Ieder bewijsmiddel is -ook in onderdelen- slechts gebruikt voor het feit waarop het blijkens zijn inhoud betrekking heeft
Deze opgave luidt als volgt:
1. de verklaring van verdachte afgelegd ter terechtzitting van 3 september 2021;
2. een naar wettelijk voorschrift opgemaakt proces-verbaal van aangifte van 10 november 2020, opgenomen op pagina 1 e.v. van het dossier van Politie Noord-Nederland met nummer PL0100-2020311590 van 11 november 2020, inhoudende de verklaring van [naam 1] ;
3. een schriftelijk stuk, inhoudende een uitdraai uit de politiesystemen, opgenomen op pagina 16 e.v. van voornoemd dossier;
4. een schriftelijk stuk, inhoudende een kennisgeving van inbeslagneming van 8 november 2020.
Ten aanzien van parketnummer 18/302353-19
Deze opgave luidt als volgt:
1. de verklaring van verdachte afgelegd ter terechtzitting van 3 september 2021;
2. een naar wettelijk voorschrift opgemaakt proces-verbaal van aangifte van 17 december 2019, opgenomen op pagina 14 e.v. van het dossier van Politie Noord-Nederland met nummer 2019334314 van 19 december 2019, inhoudende de verklaring van [benadeelde partij 6] .

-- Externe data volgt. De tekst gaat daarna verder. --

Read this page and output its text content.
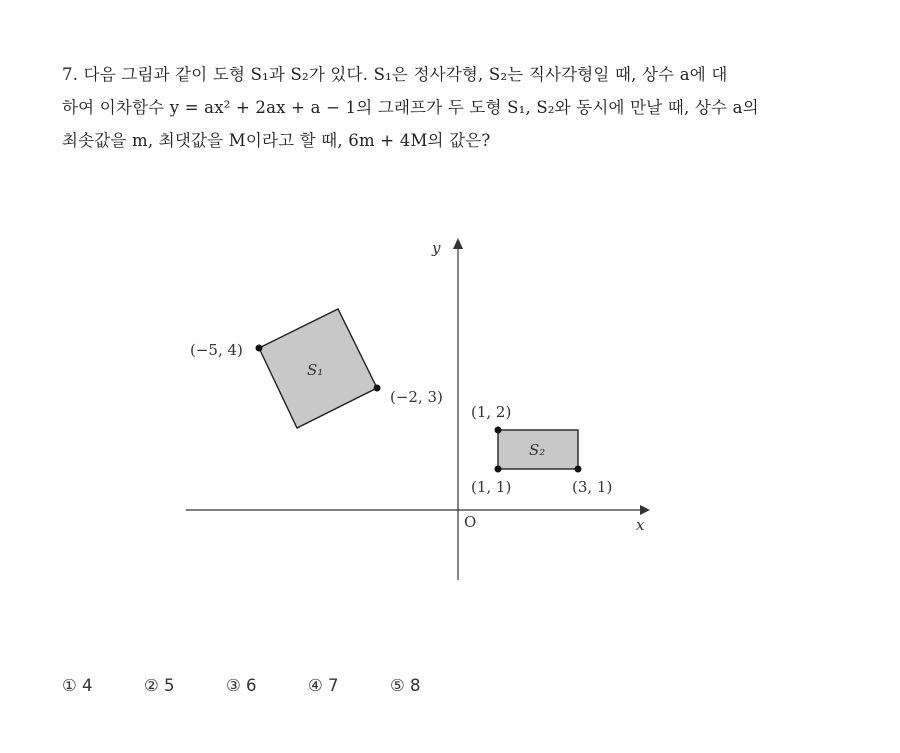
7. 다음 그림과 같이 도형 S₁과 S₂가 있다. S₁은 정사각형, S₂는 직사각형일 때, 상수 a에 대
하여 이차함수 y = ax² + 2ax + a − 1의 그래프가 두 도형 S₁, S₂와 동시에 만날 때, 상수 a의
최솟값을 m, 최댓값을 M이라고 할 때, 6m + 4M의 값은?
x
y
O
S₁
(−5, 4)
(−2, 3)
S₂
(1, 2)
(1, 1)	(3, 1)
① 4	② 5	③ 6	④ 7	⑤ 8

Bewijsoverweging ten aanzien van parketnummer 18/302353-19
Verdachte heeft verklaard dat hij opzettelijk geld uit de kassa heeft weggenomen. Daarnaast zou hij van zijn werkgever, aangever, een voorschot van € 100,00 hebben ontvangen. De rechtbank acht niet wettig en overtuigend bewezen dat verdachte het voorschot van € 100,00 heeft verduisterd. De rechtbank overweegt daartoe dat aangever dit bedrag in zijn aangifte niet heeft benoemd, maar dat dit enkel volgt uit de WhatsApp gesprekken tussen aangever en verdachte en de verklaring van verdachte dat hij een voorschot van € 100,00 heeft gekregen. Aangezien verdachte voor aangever heeft gewerkt, is de rechtbank niet duidelijk op welke periode het voorschot van € 100,00 zag. Er kan daarom niet wettig en overtuigend worden vastgesteld dat verdachte het bedrag van € 100,00 wederrechtelijk zich heeft toegeëigend. De rechtbank zal verdachte daarom van dit deel van de tenlastelegging vrijspreken.